A white, 84-year-old Missouri homeowner who allegedly shot a Black teenager on his doorstep after the boy mistakenly rang the wrong doorbell will face trial.
A Clay County judge on Thursday ordered a trial to proceed against Andrew D. Lester following the April shooting, which critically injured 16-year-old Ralph Yarl. He was charged with first-degree felony assault and felony armed criminal action, according to court filings obtained by Oxygen.com.
On April 13, Yarl was allegedly shot in the forehead and the arm by Lester after the teen approached the man's Kansas City home, which Yarl said he did accidentally while attempting to pick up his twin brothers at another home. Following the shooting, Lester was initially freed on a $20,000 bond, per separate court records.
Since the spring shooting, the Missouri honor student and all-state band member has staged a recovery.
During pre-trial proceedings, prosecutors had argued there was a “racial component” to the brazen shooting.
Photo: Ben Crump Law
"In Clay County, justice happens inside the courtroom," Clay County Prosecuting Attorney Zachary Thompson said to reporters after a county judge ordered a trial on Thursday.
At last week’s court hearing, Yarl testified before a judge regarding the incident.
“[I’m] better than, say, four months ago,” Yarl said in court when a prosecutor asked about his current condition.
He went on to recount the shooting in detail on the witness stand, telling the courtroom that he’d rang the doorbell multiple times and didn’t get an immediate response from inside the home. Yarl said Lester later appeared in the doorway and said to him, “Don’t ever come here again,” according to the case’s probable cause affidavit.
Yarl recalled being shot in the head as soon as he removed his hands from the elderly man’s storm door. The 16-year-old then said he collapsed on the ground before Lester shot him a second time in the arm. He denied “violently” yanking on the door or ever opening it. He stated he did, however, touch Lester’s door, which was inconsistent with what he previously told law enforcement.
“It’s important for the judge, when they’re making a determination on probable cause, to hear the evidence. Part of the evidence was Ralph’s testimony," Thompson said, according to NBC News. “Any time someone has to talk about a traumatic experience, it's not easy. So we respect all those who undergo that decision and make that decision to testify."
Photo: Kansas City Police Department via AP
Missouri is one of more than two dozen states that abide by “Stand Your Ground” laws, which permit deadly force in cases of self-defense. However, prosecutors quickly determined there was allegedly no apparent element of self-defense on Lester’s part.
Lester's defense attorney, Steven Salmon, said this week he'd been expecting the case to proceed to trial.

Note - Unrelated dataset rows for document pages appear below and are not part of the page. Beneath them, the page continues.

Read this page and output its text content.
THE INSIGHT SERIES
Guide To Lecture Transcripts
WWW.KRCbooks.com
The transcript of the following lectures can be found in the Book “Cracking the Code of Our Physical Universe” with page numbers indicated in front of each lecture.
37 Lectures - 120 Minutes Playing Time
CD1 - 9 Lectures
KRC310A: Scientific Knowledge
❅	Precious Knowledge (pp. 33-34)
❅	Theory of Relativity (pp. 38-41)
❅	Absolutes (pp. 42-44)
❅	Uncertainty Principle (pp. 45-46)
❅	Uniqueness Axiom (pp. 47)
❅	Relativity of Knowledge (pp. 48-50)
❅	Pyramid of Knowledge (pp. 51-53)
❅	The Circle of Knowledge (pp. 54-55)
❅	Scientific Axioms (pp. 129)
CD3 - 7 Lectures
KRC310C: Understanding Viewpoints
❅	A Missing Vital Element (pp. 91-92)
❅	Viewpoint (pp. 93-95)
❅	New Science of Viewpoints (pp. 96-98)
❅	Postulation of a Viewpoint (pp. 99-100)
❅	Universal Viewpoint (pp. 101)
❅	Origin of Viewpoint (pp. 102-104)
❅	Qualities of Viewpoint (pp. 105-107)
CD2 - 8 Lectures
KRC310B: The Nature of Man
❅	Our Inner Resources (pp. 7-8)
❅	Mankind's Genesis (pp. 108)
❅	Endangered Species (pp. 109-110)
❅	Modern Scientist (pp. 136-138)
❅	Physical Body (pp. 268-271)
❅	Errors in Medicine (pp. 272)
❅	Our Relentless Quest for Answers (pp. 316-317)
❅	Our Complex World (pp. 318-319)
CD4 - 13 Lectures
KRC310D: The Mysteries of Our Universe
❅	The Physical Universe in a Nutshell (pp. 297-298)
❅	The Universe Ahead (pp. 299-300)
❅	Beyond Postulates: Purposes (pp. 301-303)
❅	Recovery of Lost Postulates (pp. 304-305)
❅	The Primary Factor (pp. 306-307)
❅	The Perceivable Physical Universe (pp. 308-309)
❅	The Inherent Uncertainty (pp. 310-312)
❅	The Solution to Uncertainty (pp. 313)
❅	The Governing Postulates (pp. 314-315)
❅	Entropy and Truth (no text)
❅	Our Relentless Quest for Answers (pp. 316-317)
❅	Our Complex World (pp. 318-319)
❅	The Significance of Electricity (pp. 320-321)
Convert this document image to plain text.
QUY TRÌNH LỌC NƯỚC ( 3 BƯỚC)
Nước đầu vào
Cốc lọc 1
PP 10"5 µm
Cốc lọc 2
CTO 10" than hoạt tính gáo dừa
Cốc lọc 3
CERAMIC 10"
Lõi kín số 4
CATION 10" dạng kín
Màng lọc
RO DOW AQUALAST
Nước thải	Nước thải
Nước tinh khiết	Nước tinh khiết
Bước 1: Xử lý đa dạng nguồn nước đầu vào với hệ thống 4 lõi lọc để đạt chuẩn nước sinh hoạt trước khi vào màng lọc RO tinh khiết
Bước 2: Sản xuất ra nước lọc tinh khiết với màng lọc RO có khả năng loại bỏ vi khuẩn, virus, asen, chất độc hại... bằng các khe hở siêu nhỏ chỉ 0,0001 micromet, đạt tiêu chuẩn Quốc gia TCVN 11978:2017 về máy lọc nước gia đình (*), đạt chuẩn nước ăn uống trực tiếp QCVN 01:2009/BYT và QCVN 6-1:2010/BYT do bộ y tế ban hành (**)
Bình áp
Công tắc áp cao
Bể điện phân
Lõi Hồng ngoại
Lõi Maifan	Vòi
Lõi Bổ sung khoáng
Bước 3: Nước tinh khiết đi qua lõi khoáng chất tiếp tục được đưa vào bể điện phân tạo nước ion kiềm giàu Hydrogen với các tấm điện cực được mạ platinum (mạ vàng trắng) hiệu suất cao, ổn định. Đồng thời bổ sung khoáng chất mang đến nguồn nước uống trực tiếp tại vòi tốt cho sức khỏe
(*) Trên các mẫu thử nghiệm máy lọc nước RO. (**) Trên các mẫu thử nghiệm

"I don't think it's a huge surprise that the judge found that there was probable cause based on the evidence that was there," Lester told Oxygen.com on Tuesday afternoon. "Once it goes to trial, this will be an issue of having to prove that Mr. Lester assaulted Mr. Yarl beyond reasonable doubt.”
Salmon, who was adamant his client acted in self-defense, denied the shooting was racially motivated.
Lester faces life in prison if convicted on the assault charge. The armed criminal action charge carries an added three to 15 years behind bars if Lester is found guilty. He’s scheduled to be arraigned on September 20.